Not only did Tanner burn to imitate the apostles and martyrs of the society, but, to awaken in his brethren a like desire, he employed his leisure hours in recounting to them the lives and deaths of the most prominent sons of St. Ignatius. His two works, Societas Jesu ad sanguinis et vitae profusionem militans ("A history of the lives and deaths of those Jesuits who suffered martyrdom for the faith") and Societas Jesu Apostolorum imitatrix (describing the heroic deeds and virtues of the Jesuits who laboured in all parts of the world with extraordinary success for the salvation of souls) were written in this spirit.

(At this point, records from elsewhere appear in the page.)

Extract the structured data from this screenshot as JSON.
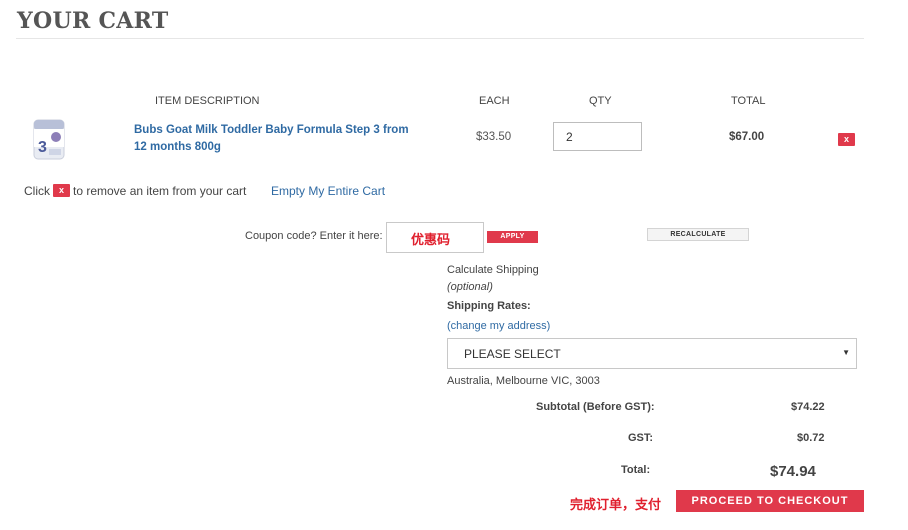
{
  "page": {
    "title": "YOUR CART"
  },
  "table": {
    "headers": {
      "item_description": "ITEM DESCRIPTION",
      "each": "EACH",
      "qty": "QTY",
      "total": "TOTAL"
    },
    "rows": [
      {
        "product_name": "Bubs Goat Milk Toddler Baby Formula Step 3 from 12 months 800g",
        "each": "$33.50",
        "qty": "2",
        "total": "$67.00",
        "remove_label": "x"
      }
    ]
  },
  "remove_hint": {
    "prefix": "Click",
    "icon_label": "x",
    "suffix": "to remove an item from your cart"
  },
  "empty_cart_link": "Empty My Entire Cart",
  "coupon": {
    "label": "Coupon code? Enter it here:",
    "value": "优惠码",
    "apply_label": "APPLY"
  },
  "recalculate_label": "RECALCULATE",
  "shipping": {
    "calculate_label": "Calculate Shipping",
    "optional_label": "(optional)",
    "rates_label": "Shipping Rates:",
    "change_address_link": "(change my address)",
    "select_value": "PLEASE SELECT",
    "address": "Australia, Melbourne VIC, 3003"
  },
  "summary": {
    "subtotal_label": "Subtotal (Before GST):",
    "subtotal_value": "$74.22",
    "gst_label": "GST:",
    "gst_value": "$0.72",
    "total_label": "Total:",
    "total_value": "$74.94"
  },
  "checkout": {
    "note": "完成订单，支付",
    "button_label": "PROCEED TO CHECKOUT"
  },
  "colors": {
    "accent": "#e0394b",
    "link": "#2f6aa3",
    "annotation": "#e0202e"
  }
}
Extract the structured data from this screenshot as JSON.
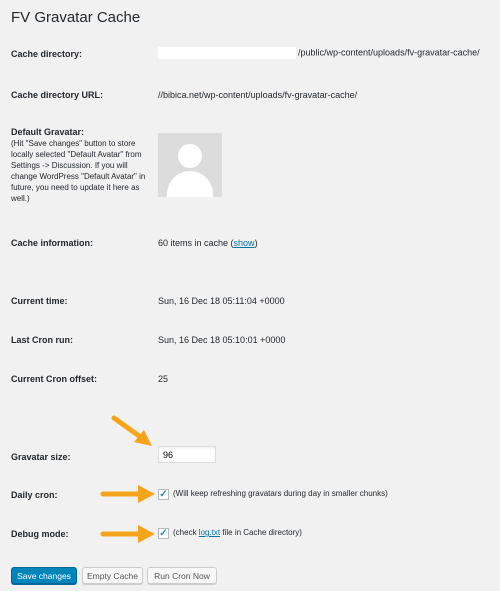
{
  "page": {
    "title": "FV Gravatar Cache"
  },
  "fields": {
    "cache_directory": {
      "label": "Cache directory:",
      "value": "/public/wp-content/uploads/fv-gravatar-cache/"
    },
    "cache_directory_url": {
      "label": "Cache directory URL:",
      "value": "//bibica.net/wp-content/uploads/fv-gravatar-cache/"
    },
    "default_gravatar": {
      "label": "Default Gravatar:",
      "help": "(Hit \"Save changes\" button to store locally selected \"Default Avatar\" from Settings -> Discussion. If you will change WordPress \"Default Avatar\" in future, you need to update it here as well.)"
    },
    "cache_information": {
      "label": "Cache information:",
      "prefix": "60 items in cache (",
      "link": "show",
      "suffix": ")"
    },
    "current_time": {
      "label": "Current time:",
      "value": "Sun, 16 Dec 18 05:11:04 +0000"
    },
    "last_cron_run": {
      "label": "Last Cron run:",
      "value": "Sun, 16 Dec 18 05:10:01 +0000"
    },
    "current_cron_offset": {
      "label": "Current Cron offset:",
      "value": "25"
    },
    "gravatar_size": {
      "label": "Gravatar size:",
      "value": "96"
    },
    "daily_cron": {
      "label": "Daily cron:",
      "checked": true,
      "text": "(Will keep refreshing gravatars during day in smaller chunks)"
    },
    "debug_mode": {
      "label": "Debug mode:",
      "checked": true,
      "prefix": "(check ",
      "link": "log.txt",
      "suffix": " file in Cache directory)"
    }
  },
  "buttons": {
    "save": "Save changes",
    "empty_cache": "Empty Cache",
    "run_cron": "Run Cron Now"
  },
  "colors": {
    "accent": "#0085ba",
    "link": "#0073aa",
    "arrow": "#f5a51c",
    "background": "#f1f1f1"
  },
  "icons": {
    "arrows": "arrow-icon",
    "checkbox": "checkmark-icon",
    "avatar": "default-avatar-icon"
  }
}
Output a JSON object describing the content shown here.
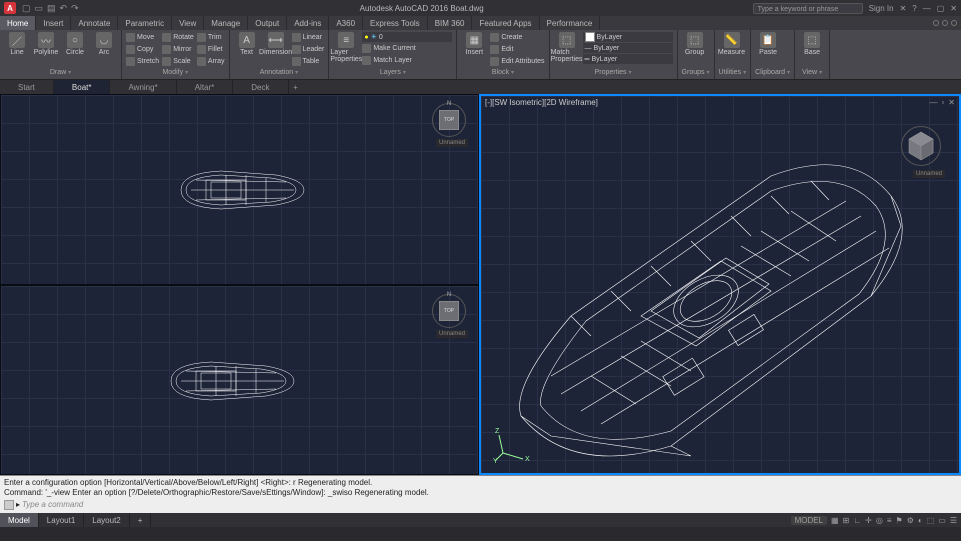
{
  "title": "Autodesk AutoCAD 2016   Boat.dwg",
  "search_placeholder": "Type a keyword or phrase",
  "signin": "Sign In",
  "menutabs": [
    "Home",
    "Insert",
    "Annotate",
    "Parametric",
    "View",
    "Manage",
    "Output",
    "Add-ins",
    "A360",
    "Express Tools",
    "BIM 360",
    "Featured Apps",
    "Performance"
  ],
  "ribbon": {
    "draw": {
      "title": "Draw",
      "items": [
        "Line",
        "Polyline",
        "Circle",
        "Arc"
      ]
    },
    "modify": {
      "title": "Modify",
      "rows": [
        [
          "Move",
          "Rotate",
          "Trim"
        ],
        [
          "Copy",
          "Mirror",
          "Fillet"
        ],
        [
          "Stretch",
          "Scale",
          "Array"
        ]
      ]
    },
    "annotation": {
      "title": "Annotation",
      "big": "Text",
      "rows": [
        "Linear",
        "Leader",
        "Table"
      ],
      "dim": "Dimension"
    },
    "layers": {
      "title": "Layers",
      "big": "Layer Properties",
      "current": "0"
    },
    "block": {
      "title": "Block",
      "big": "Insert",
      "rows": [
        "Create",
        "Edit",
        "Edit Attributes"
      ]
    },
    "properties": {
      "title": "Properties",
      "big": "Match Properties",
      "rows": [
        "ByLayer",
        "ByLayer",
        "ByLayer"
      ],
      "make": "Make Current",
      "match": "Match Layer"
    },
    "groups": {
      "title": "Groups",
      "big": "Group"
    },
    "utilities": {
      "title": "Utilities",
      "big": "Measure"
    },
    "clipboard": {
      "title": "Clipboard",
      "big": "Paste"
    },
    "view": {
      "title": "View",
      "big": "Base"
    }
  },
  "doctabs": [
    "Start",
    "Boat*",
    "Awning*",
    "Altar*",
    "Deck"
  ],
  "viewport_label": "[-][SW Isometric][2D Wireframe]",
  "viewcube_face": "TOP",
  "vc_unnamed": "Unnamed",
  "axes": {
    "x": "X",
    "y": "Y",
    "z": "Z"
  },
  "cmd": {
    "line1": "Enter a configuration option [Horizontal/Vertical/Above/Below/Left/Right] <Right>: r Regenerating model.",
    "line2": "Command: '_-view Enter an option [?/Delete/Orthographic/Restore/Save/sEttings/Window]: _swiso Regenerating model.",
    "prompt": "Type a command"
  },
  "layout_tabs": [
    "Model",
    "Layout1",
    "Layout2"
  ],
  "status_model": "MODEL"
}
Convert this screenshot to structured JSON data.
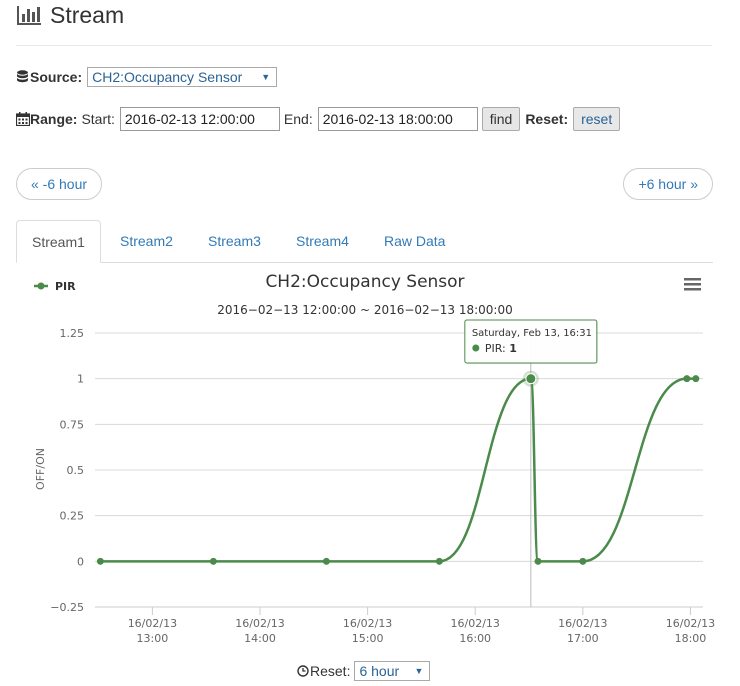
{
  "header": {
    "title": "Stream"
  },
  "source": {
    "label": "Source:",
    "value": "CH2:Occupancy Sensor"
  },
  "range": {
    "label": "Range:",
    "start_label": "Start:",
    "start_value": "2016-02-13 12:00:00",
    "end_label": "End:",
    "end_value": "2016-02-13 18:00:00",
    "find_label": "find",
    "reset_label": "Reset:",
    "reset_button": "reset"
  },
  "nav": {
    "prev": "« -6 hour",
    "next": "+6 hour »"
  },
  "tabs": [
    {
      "label": "Stream1",
      "active": true
    },
    {
      "label": "Stream2",
      "active": false
    },
    {
      "label": "Stream3",
      "active": false
    },
    {
      "label": "Stream4",
      "active": false
    },
    {
      "label": "Raw Data",
      "active": false
    }
  ],
  "footer": {
    "reset_label": "Reset:",
    "reset_value": "6 hour"
  },
  "colors": {
    "series": "#4a8a4a",
    "link": "#337ab7"
  },
  "tooltip": {
    "date": "Saturday, Feb 13, 16:31",
    "series": "PIR",
    "value": "1"
  },
  "chart_data": {
    "type": "line",
    "title": "CH2:Occupancy Sensor",
    "subtitle": "2016−02−13 12:00:00 ~ 2016−02−13 18:00:00",
    "ylabel": "OFF/ON",
    "xlabel": "",
    "ylim": [
      -0.25,
      1.25
    ],
    "yticks": [
      {
        "value": -0.25,
        "label": "−0.25"
      },
      {
        "value": 0,
        "label": "0"
      },
      {
        "value": 0.25,
        "label": "0.25"
      },
      {
        "value": 0.5,
        "label": "0.5"
      },
      {
        "value": 0.75,
        "label": "0.75"
      },
      {
        "value": 1,
        "label": "1"
      },
      {
        "value": 1.25,
        "label": "1.25"
      }
    ],
    "xlim": [
      "2016-02-13 12:28",
      "2016-02-13 18:07"
    ],
    "xticks": [
      {
        "t": "2016-02-13 13:00",
        "line1": "16/02/13",
        "line2": "13:00"
      },
      {
        "t": "2016-02-13 14:00",
        "line1": "16/02/13",
        "line2": "14:00"
      },
      {
        "t": "2016-02-13 15:00",
        "line1": "16/02/13",
        "line2": "15:00"
      },
      {
        "t": "2016-02-13 16:00",
        "line1": "16/02/13",
        "line2": "16:00"
      },
      {
        "t": "2016-02-13 17:00",
        "line1": "16/02/13",
        "line2": "17:00"
      },
      {
        "t": "2016-02-13 18:00",
        "line1": "16/02/13",
        "line2": "18:00"
      }
    ],
    "legend": "top-left",
    "grid": true,
    "series": [
      {
        "name": "PIR",
        "points": [
          {
            "x": "2016-02-13 12:31",
            "y": 0
          },
          {
            "x": "2016-02-13 13:34",
            "y": 0
          },
          {
            "x": "2016-02-13 14:37",
            "y": 0
          },
          {
            "x": "2016-02-13 15:40",
            "y": 0
          },
          {
            "x": "2016-02-13 16:31",
            "y": 1
          },
          {
            "x": "2016-02-13 16:35",
            "y": 0
          },
          {
            "x": "2016-02-13 17:00",
            "y": 0
          },
          {
            "x": "2016-02-13 17:58",
            "y": 1
          },
          {
            "x": "2016-02-13 18:03",
            "y": 1
          }
        ]
      }
    ]
  }
}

He paid special attention to reverence and devotion during the holy sacrifice of the Mass. According to his biographer, he used to celebrate with such living piety that he was like a lodestone, attracting the faithful to the altar where he offered the sacrifice. To foster this reverence in others, he wrote two other works, Explanation of the Bloody Sacrifice of Christ in the Unbloody Sacrifice of the Mass, which was re-edited three times, and a pamphlet proclaiming God's wrath against those who should dare to desecrate holy temples by their misbehavior. His name became more widely known through his work, Dialogus controversisticus on the validity of the Holy orders conferred on Andrew Frommens during the lifetime of his wife.
He died in Prague on February 8, 1692.